In 2013, the United States Department of the Interior designated the Wing Luke Museum as being affiliated with the National Park Service. Rhea Suh, an Assistant Secretary of the Interior, stated "As a first-generation Asian American and a senior appointee of the Obama Administration, I am humbled and inspired by the public service legacy of Wing Luke".

The Seattle school South Van Asselt School was renamed the Wing Luke Elementary School in 1969. In 2015, the Washington state attorney general's office created the Wing Luke Civil Rights Unit to investigate issues related to discrimination and civil rights.

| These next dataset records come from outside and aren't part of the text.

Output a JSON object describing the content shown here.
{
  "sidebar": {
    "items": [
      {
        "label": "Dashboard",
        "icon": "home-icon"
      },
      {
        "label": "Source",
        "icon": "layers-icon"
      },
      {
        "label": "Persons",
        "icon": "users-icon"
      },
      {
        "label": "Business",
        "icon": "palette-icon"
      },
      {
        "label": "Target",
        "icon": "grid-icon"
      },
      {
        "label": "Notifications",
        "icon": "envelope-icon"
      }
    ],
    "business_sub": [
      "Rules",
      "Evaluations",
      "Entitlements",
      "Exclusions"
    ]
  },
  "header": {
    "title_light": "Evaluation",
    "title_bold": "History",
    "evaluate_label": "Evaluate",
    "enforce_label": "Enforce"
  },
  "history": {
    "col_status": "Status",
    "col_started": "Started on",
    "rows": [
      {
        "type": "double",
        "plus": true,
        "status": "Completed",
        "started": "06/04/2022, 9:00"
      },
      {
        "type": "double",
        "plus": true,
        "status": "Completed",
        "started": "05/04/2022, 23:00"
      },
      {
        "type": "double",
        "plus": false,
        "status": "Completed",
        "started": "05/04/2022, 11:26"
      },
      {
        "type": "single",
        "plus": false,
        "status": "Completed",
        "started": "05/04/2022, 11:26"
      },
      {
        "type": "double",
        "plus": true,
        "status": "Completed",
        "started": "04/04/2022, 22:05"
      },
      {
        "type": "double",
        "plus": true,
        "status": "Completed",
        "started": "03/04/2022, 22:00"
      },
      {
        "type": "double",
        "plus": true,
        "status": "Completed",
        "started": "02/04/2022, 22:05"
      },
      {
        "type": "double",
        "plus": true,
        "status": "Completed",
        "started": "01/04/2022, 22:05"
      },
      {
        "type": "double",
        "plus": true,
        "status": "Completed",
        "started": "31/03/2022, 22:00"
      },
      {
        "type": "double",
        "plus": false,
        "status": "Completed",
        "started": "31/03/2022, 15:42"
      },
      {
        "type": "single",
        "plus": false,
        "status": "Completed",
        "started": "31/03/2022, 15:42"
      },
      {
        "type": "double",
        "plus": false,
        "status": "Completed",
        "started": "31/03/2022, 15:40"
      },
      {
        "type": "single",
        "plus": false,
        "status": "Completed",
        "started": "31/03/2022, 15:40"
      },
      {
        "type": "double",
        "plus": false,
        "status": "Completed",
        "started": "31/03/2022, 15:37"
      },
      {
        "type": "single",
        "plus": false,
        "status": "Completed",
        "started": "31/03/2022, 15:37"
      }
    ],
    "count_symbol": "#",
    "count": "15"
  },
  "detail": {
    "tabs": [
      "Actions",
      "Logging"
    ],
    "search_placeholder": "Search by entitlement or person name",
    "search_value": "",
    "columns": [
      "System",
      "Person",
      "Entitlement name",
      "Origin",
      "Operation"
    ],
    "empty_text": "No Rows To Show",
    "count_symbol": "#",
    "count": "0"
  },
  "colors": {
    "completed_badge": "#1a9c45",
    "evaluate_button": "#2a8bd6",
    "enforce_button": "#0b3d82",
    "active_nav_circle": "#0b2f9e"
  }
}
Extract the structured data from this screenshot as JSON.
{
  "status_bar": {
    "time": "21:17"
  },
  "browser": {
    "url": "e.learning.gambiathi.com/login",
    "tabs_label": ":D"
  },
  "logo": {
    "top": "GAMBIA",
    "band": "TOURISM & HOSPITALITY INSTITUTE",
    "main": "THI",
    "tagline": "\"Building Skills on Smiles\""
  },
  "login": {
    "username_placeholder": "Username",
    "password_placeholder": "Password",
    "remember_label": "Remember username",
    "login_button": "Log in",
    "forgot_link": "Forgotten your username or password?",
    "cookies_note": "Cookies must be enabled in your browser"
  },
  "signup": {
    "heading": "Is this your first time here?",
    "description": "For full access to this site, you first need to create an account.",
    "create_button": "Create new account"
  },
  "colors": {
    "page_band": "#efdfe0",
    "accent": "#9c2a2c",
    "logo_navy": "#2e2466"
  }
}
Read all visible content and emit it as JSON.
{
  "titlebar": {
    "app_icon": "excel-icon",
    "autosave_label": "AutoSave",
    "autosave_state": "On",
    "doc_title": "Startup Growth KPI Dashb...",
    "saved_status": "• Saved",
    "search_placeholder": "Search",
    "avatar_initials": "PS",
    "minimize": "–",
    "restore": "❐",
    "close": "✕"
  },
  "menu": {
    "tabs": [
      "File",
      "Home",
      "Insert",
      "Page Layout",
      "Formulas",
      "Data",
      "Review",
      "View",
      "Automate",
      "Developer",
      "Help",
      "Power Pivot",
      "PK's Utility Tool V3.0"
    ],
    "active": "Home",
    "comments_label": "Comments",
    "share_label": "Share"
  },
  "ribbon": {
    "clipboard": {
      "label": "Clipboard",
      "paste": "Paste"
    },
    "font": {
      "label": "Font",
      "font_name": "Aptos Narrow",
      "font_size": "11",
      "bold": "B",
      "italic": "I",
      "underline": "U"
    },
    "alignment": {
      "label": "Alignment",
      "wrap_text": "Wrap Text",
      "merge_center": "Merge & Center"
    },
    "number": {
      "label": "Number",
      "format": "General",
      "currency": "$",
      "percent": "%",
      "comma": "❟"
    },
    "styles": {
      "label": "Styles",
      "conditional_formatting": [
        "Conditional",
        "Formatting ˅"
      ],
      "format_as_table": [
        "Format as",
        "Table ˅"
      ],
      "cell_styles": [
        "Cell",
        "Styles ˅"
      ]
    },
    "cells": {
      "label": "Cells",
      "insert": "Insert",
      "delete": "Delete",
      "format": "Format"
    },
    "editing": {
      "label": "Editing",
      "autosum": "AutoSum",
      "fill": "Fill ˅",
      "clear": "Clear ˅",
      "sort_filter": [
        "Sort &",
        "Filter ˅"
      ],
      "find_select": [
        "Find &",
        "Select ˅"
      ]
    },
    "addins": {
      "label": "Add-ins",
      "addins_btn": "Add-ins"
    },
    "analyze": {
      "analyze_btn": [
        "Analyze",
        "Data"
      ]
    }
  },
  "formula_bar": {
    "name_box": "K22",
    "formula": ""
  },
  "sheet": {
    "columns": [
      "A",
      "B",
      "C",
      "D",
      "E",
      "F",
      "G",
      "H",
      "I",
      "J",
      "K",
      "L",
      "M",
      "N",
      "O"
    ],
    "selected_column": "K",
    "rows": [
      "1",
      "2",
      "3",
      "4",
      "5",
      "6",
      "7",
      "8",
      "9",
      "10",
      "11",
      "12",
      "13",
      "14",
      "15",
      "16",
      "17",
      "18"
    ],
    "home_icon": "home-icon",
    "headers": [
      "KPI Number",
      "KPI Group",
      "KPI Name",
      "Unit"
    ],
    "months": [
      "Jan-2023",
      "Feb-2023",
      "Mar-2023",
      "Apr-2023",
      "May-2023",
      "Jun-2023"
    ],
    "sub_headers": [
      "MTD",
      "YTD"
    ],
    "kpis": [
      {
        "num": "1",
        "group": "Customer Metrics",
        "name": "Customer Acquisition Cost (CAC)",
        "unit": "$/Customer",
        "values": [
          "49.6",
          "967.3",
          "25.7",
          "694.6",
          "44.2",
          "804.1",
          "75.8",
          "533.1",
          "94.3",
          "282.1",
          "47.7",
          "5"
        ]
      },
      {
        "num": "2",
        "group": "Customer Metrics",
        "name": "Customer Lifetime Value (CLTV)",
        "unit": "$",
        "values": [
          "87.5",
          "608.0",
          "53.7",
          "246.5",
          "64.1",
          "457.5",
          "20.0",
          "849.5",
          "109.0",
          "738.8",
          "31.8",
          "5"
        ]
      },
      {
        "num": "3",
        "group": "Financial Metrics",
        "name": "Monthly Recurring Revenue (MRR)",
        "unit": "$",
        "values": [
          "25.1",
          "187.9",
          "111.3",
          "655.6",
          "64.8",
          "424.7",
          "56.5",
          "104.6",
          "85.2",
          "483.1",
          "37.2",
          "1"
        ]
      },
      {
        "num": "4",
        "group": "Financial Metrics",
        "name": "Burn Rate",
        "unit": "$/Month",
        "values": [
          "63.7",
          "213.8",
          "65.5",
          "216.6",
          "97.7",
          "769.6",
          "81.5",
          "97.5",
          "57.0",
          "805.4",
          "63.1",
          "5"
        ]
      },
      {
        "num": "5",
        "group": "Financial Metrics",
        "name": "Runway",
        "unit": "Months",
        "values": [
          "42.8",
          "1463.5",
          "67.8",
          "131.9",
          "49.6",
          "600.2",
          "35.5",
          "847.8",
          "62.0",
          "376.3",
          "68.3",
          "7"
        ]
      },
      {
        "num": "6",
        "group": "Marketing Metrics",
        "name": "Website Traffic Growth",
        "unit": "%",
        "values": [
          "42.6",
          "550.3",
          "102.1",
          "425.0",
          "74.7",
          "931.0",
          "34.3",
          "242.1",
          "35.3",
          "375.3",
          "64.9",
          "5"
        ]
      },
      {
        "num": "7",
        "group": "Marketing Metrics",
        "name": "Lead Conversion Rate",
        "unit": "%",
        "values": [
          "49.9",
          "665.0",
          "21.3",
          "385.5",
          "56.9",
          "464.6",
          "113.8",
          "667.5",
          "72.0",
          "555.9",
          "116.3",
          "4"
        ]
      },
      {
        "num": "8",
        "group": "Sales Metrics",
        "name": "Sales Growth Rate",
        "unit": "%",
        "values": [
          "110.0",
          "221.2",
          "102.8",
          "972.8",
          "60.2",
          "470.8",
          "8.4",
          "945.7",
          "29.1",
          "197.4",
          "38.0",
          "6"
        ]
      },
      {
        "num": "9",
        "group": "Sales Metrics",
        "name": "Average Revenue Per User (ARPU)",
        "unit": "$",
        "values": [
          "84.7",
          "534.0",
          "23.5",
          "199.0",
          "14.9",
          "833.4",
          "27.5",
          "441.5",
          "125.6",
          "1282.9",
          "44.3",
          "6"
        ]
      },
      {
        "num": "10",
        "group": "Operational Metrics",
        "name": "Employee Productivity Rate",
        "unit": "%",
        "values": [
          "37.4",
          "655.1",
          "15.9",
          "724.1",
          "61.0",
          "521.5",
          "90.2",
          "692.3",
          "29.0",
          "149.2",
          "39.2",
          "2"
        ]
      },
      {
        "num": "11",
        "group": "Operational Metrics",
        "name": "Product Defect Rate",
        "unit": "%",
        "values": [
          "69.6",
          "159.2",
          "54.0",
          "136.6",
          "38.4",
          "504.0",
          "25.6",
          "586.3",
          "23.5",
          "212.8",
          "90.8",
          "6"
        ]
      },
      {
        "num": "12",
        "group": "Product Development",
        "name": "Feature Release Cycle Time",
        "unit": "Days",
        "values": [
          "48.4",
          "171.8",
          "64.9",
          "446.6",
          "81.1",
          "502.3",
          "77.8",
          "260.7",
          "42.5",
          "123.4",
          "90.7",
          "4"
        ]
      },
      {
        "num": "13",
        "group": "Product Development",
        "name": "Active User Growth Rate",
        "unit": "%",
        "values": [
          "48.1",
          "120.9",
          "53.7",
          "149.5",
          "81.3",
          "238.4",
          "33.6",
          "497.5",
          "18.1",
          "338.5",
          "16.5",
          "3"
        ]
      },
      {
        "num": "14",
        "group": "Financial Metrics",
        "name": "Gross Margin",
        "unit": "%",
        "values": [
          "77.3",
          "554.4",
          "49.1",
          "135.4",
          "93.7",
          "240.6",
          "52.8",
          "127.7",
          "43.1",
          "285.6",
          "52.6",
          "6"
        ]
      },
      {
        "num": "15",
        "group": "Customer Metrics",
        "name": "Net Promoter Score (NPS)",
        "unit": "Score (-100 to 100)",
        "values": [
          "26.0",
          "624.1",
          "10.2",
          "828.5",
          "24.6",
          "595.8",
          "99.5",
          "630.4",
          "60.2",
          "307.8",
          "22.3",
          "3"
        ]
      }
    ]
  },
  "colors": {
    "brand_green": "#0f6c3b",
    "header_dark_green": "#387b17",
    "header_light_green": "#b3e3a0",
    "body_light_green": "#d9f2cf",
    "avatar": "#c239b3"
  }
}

Gary Locke, the first Chinese-American governor of Washington and U.S. Ambassador to China, has cited Luke as an inspiration.

== Views ==
Luke saw many of his contemporaries forced to live in racialized pockets of Seattle like Beacon Hill (largely Asian Americans) and the Central District (largely African Americans), and felt strongly that the ability to decide where one lived should be a basic right of all citizens. Having firsthand awareness of the effects of racial discrimination, Luke was instrumental in Seattle's passing of an Open Housing Ordinance in 1963 with punitive provisions against racial discrimination in the selling or renting of real estate.

He also fought for civil rights, Indian fishing rights, urban renewal and historic preservation. Luke was particularly concerned with the preservation of Seattle's Central Waterfront, Pioneer Square, and Pike Place Market.